In terms of material, I would address her visuals. This is always difficult to judge when you are not in the hall itself, but here is a smattering of what I think. Those heart-warming pictures are ideal for ethos and decorum. Her man in yellow, who acted as her weather station, was also very helpful. But I think the abundance of pictures may be counter-productive when she is explaining the nitty-gritty: they certainly are not essential to the explanation. I would expect audience members’ attention to start drifting just after the 2:30 mark. The pictures are fussy and interfere with the clarity of her message. They steal too much of the audience’s focus from her, not least because she almost seems to lean on them for support. And this brings me to my main concern for her.

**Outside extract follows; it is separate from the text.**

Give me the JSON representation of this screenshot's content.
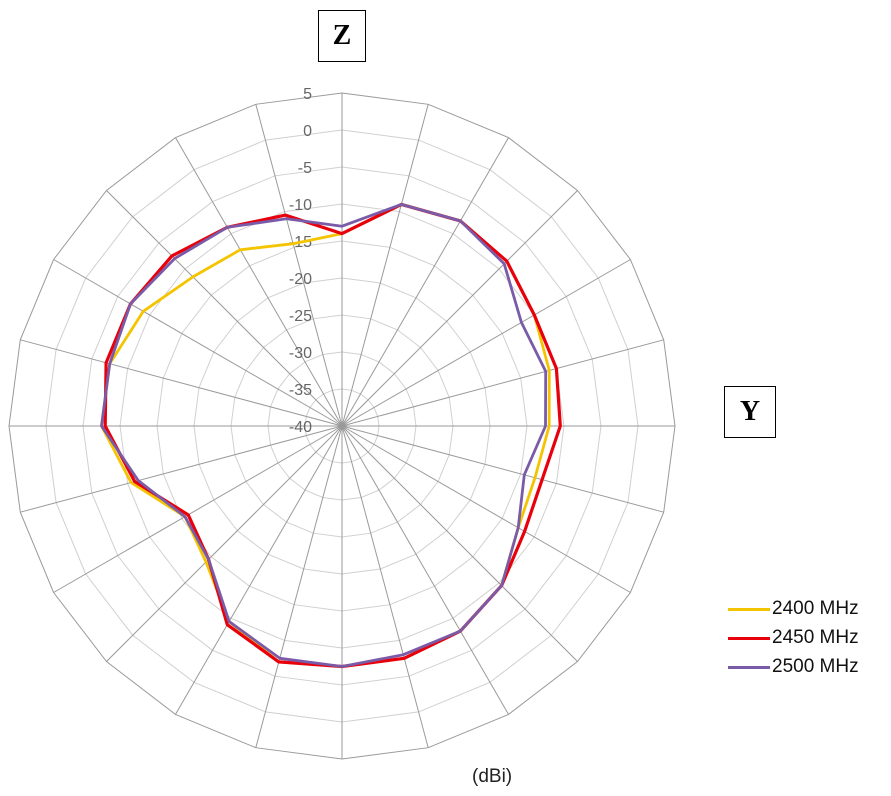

Her delivery is quiet, slightly shy, but warm and friendly. I am sensing that it conceals a fairly serious measure of stress. I won’t go into all the supposed symptoms, but I repeatedly felt that I’d like to help her kick much of that stress into touch. Without it she could still display the same shyness and warmth – which is appealing and probably her natural self – but she could do it from a much more secure emotional platform. And that would enhance not just this speech but all her speaking, not least by freeing her from dependence on visuals.

Most importantly, it would cause her to enjoy it more.